Magnetars are a type of neutron star, an object so dense its protons and electrons have merged to form neutrons. They are fast-spinning stars with extremely powerful magnetic fields.
Neutron stars are restricted in how massive they can be — if they weigh more than a certain limit, then gravity would have collapsed the object further into a black hole. Black holes, on the other hand, have no upper mass limit, so can encompass any mass needed to power a gamma-ray burst.
This team used data from NASA’s Fermi spacecraft, which also observes in gamma-ray light. Originally known as the Gamma-ray Large Area Space Telescope, or GLAST, Fermi was launched in June 2008.
The two studies, both presented Nov. 17 at the Gamma Ray Bursts 2010 conference in Annapolis, Md., help clarify the story behind some of the universe’s most violent events. The scientists said their findings do not conflict with each other.
“Our results are certainly not mutually exclusive — we both are looking at relatively small sub-samples of [gamma-ray burst],” Cenko said.
Spinning Star Scenario
Another group of scientists studied a sampling of gamma-ray bursts observed by NASA’s Swift gamma-ray satellite, which was launched in November 2004.

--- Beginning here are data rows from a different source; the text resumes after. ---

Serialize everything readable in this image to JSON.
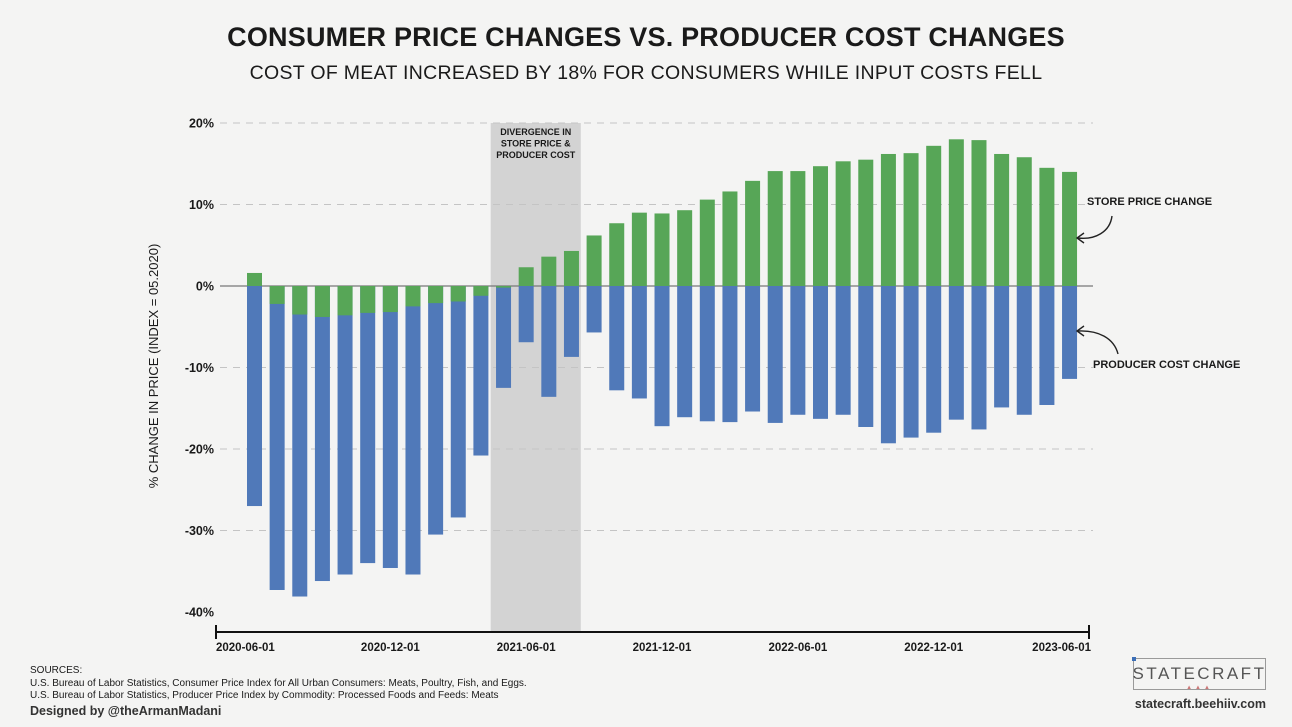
{
  "header": {
    "title": "CONSUMER PRICE CHANGES VS. PRODUCER COST CHANGES",
    "subtitle": "COST OF MEAT INCREASED BY 18% FOR CONSUMERS WHILE INPUT COSTS FELL"
  },
  "chart_data": {
    "type": "bar",
    "ylabel": "% CHANGE IN PRICE (INDEX = 05.2020)",
    "ylim": [
      -40,
      20
    ],
    "yticks": [
      20,
      10,
      0,
      -10,
      -20,
      -30,
      -40
    ],
    "ytick_labels": [
      "20%",
      "10%",
      "0%",
      "-10%",
      "-20%",
      "-30%",
      "-40%"
    ],
    "grid": "horizontal dashed",
    "categories": [
      "2020-06-01",
      "2020-07-01",
      "2020-08-01",
      "2020-09-01",
      "2020-10-01",
      "2020-11-01",
      "2020-12-01",
      "2021-01-01",
      "2021-02-01",
      "2021-03-01",
      "2021-04-01",
      "2021-05-01",
      "2021-06-01",
      "2021-07-01",
      "2021-08-01",
      "2021-09-01",
      "2021-10-01",
      "2021-11-01",
      "2021-12-01",
      "2022-01-01",
      "2022-02-01",
      "2022-03-01",
      "2022-04-01",
      "2022-05-01",
      "2022-06-01",
      "2022-07-01",
      "2022-08-01",
      "2022-09-01",
      "2022-10-01",
      "2022-11-01",
      "2022-12-01",
      "2023-01-01",
      "2023-02-01",
      "2023-03-01",
      "2023-04-01",
      "2023-05-01",
      "2023-06-01"
    ],
    "xtick_labels": [
      {
        "index": 0,
        "label": "2020-06-01"
      },
      {
        "index": 6,
        "label": "2020-12-01"
      },
      {
        "index": 12,
        "label": "2021-06-01"
      },
      {
        "index": 18,
        "label": "2021-12-01"
      },
      {
        "index": 24,
        "label": "2022-06-01"
      },
      {
        "index": 30,
        "label": "2022-12-01"
      },
      {
        "index": 36,
        "label": "2023-06-01"
      }
    ],
    "series": [
      {
        "name": "STORE PRICE CHANGE",
        "color": "#57a657",
        "values": [
          1.6,
          -2.2,
          -3.5,
          -3.8,
          -3.6,
          -3.3,
          -3.2,
          -2.5,
          -2.1,
          -1.9,
          -1.2,
          -0.2,
          2.3,
          3.6,
          4.3,
          6.2,
          7.7,
          9.0,
          8.9,
          9.3,
          10.6,
          11.6,
          12.9,
          14.1,
          14.1,
          14.7,
          15.3,
          15.5,
          16.2,
          16.3,
          17.2,
          18.0,
          17.9,
          16.2,
          15.8,
          14.5,
          14.0
        ]
      },
      {
        "name": "PRODUCER COST CHANGE",
        "color": "#5079b9",
        "values": [
          -27.0,
          -37.3,
          -38.1,
          -36.2,
          -35.4,
          -34.0,
          -34.6,
          -35.4,
          -30.5,
          -28.4,
          -20.8,
          -12.5,
          -6.9,
          -13.6,
          -8.7,
          -5.7,
          -12.8,
          -13.8,
          -17.2,
          -16.1,
          -16.6,
          -16.7,
          -15.4,
          -16.8,
          -15.8,
          -16.3,
          -15.8,
          -17.3,
          -19.3,
          -18.6,
          -18.0,
          -16.4,
          -17.6,
          -14.9,
          -15.8,
          -14.6,
          -11.4
        ]
      }
    ],
    "annotations": [
      {
        "text": "DIVERGENCE IN STORE PRICE & PRODUCER COST",
        "type": "shaded-region",
        "from_index": 11,
        "to_index": 14,
        "color": "#d3d3d3"
      },
      {
        "text": "STORE PRICE CHANGE",
        "type": "callout",
        "points_to": "store price bars"
      },
      {
        "text": "PRODUCER COST CHANGE",
        "type": "callout",
        "points_to": "producer cost bars"
      }
    ]
  },
  "footer": {
    "sources_label": "SOURCES:",
    "source_lines": [
      "U.S. Bureau of Labor Statistics, Consumer Price Index for All Urban Consumers: Meats, Poultry, Fish, and Eggs.",
      "U.S. Bureau of Labor Statistics, Producer Price Index by Commodity: Processed Foods and Feeds: Meats"
    ],
    "designer": "Designed by @theArmanMadani",
    "logo_text": "STATECRAFT",
    "site": "statecraft.beehiiv.com"
  }
}
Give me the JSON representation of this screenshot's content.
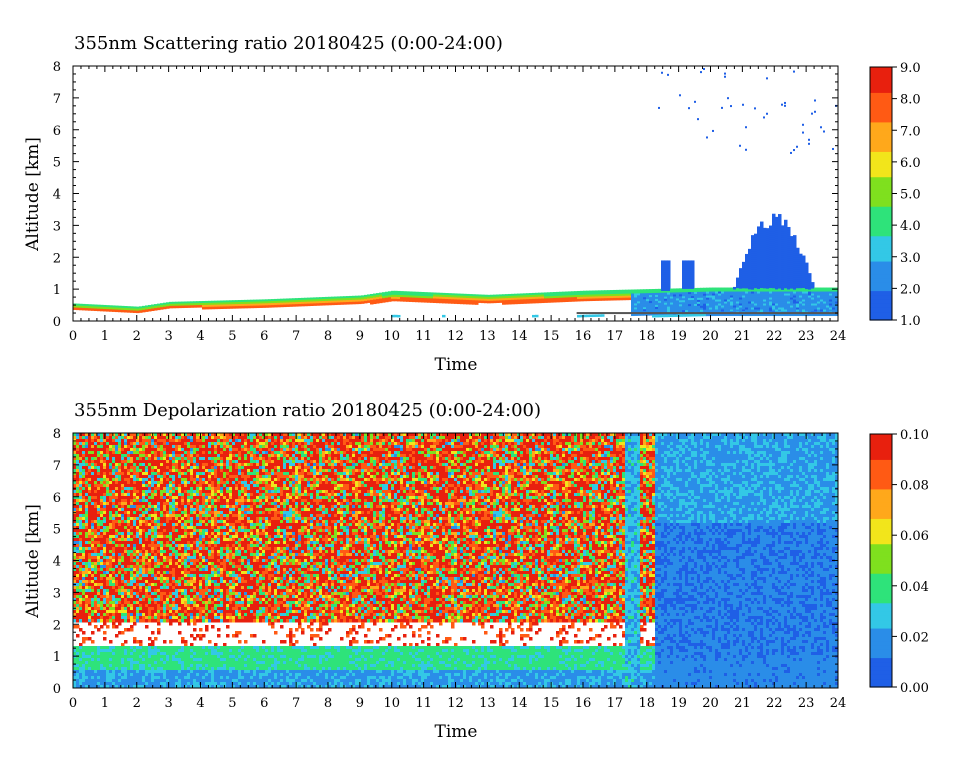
{
  "chart_data": [
    {
      "type": "heatmap",
      "title": "355nm Scattering ratio  20180425 (0:00-24:00)",
      "xlabel": "Time",
      "ylabel": "Altitude [km]",
      "xlim": [
        0,
        24
      ],
      "ylim": [
        0,
        8
      ],
      "xticks": [
        "0",
        "1",
        "2",
        "3",
        "4",
        "5",
        "6",
        "7",
        "8",
        "9",
        "10",
        "11",
        "12",
        "13",
        "14",
        "15",
        "16",
        "17",
        "18",
        "19",
        "20",
        "21",
        "22",
        "23",
        "24"
      ],
      "yticks": [
        "0",
        "1",
        "2",
        "3",
        "4",
        "5",
        "6",
        "7",
        "8"
      ],
      "colorbar": {
        "range": [
          1.0,
          9.0
        ],
        "ticks": [
          "1.0",
          "2.0",
          "3.0",
          "4.0",
          "5.0",
          "6.0",
          "7.0",
          "8.0",
          "9.0"
        ]
      },
      "features": {
        "boundary_layer_top_km": [
          {
            "t": 0,
            "z": 0.55
          },
          {
            "t": 2,
            "z": 0.45
          },
          {
            "t": 3,
            "z": 0.6
          },
          {
            "t": 6,
            "z": 0.68
          },
          {
            "t": 9,
            "z": 0.8
          },
          {
            "t": 10,
            "z": 0.95
          },
          {
            "t": 13,
            "z": 0.82
          },
          {
            "t": 16,
            "z": 0.95
          },
          {
            "t": 18,
            "z": 1.0
          },
          {
            "t": 20,
            "z": 1.05
          },
          {
            "t": 24,
            "z": 1.05
          }
        ],
        "aerosol_plume": {
          "t_start": 20.7,
          "t_end": 23.2,
          "z_top_km": 3.4
        },
        "high_cloud": {
          "t_start": 18.3,
          "t_end": 24,
          "z_base_km": 5.3,
          "z_top_km": 8.0
        }
      }
    },
    {
      "type": "heatmap",
      "title": "355nm Depolarization ratio  20180425 (0:00-24:00)",
      "xlabel": "Time",
      "ylabel": "Altitude [km]",
      "xlim": [
        0,
        24
      ],
      "ylim": [
        0,
        8
      ],
      "xticks": [
        "0",
        "1",
        "2",
        "3",
        "4",
        "5",
        "6",
        "7",
        "8",
        "9",
        "10",
        "11",
        "12",
        "13",
        "14",
        "15",
        "16",
        "17",
        "18",
        "19",
        "20",
        "21",
        "22",
        "23",
        "24"
      ],
      "yticks": [
        "0",
        "1",
        "2",
        "3",
        "4",
        "5",
        "6",
        "7",
        "8"
      ],
      "colorbar": {
        "range": [
          0.0,
          0.1
        ],
        "ticks": [
          "0.00",
          "0.02",
          "0.04",
          "0.06",
          "0.08",
          "0.10"
        ]
      },
      "features": {
        "noisy_daytime_until_hour": 18.2,
        "white_band_km": [
          1.4,
          2.1
        ],
        "green_layer_km": [
          0.6,
          1.35
        ],
        "night_background_value": 0.015
      }
    }
  ],
  "colormap": [
    "#1f5fe6",
    "#2a8de8",
    "#33c8e6",
    "#2ee37a",
    "#7fe01e",
    "#f2e51b",
    "#ffa81b",
    "#ff5a14",
    "#e8200e"
  ]
}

They found that 11 of the gamma-ray bursts bore particular signatures in the pattern of light they emitted that suggested a magnetar was present.
On top of that weirdness, magnetars have the added quirk of possessing extremely strong magnetic fields. And these city-sized stars are also spinning so fast they make a complete revolution within milliseconds.
Some researchers had thought magnetars would not be massive enough to produce the kind of energy required for a gamma-ray burst. But the new study suggests that at least some are.
“I think what our work shows is that magnetars are a viable model,” said Paul O’Brien of the United Kingdom’s University of Leicester, a member of the research team. “For this feature that we see, it’s very hard to see how you could do it for a black hole. It’s much more consistent with a magnetar model.”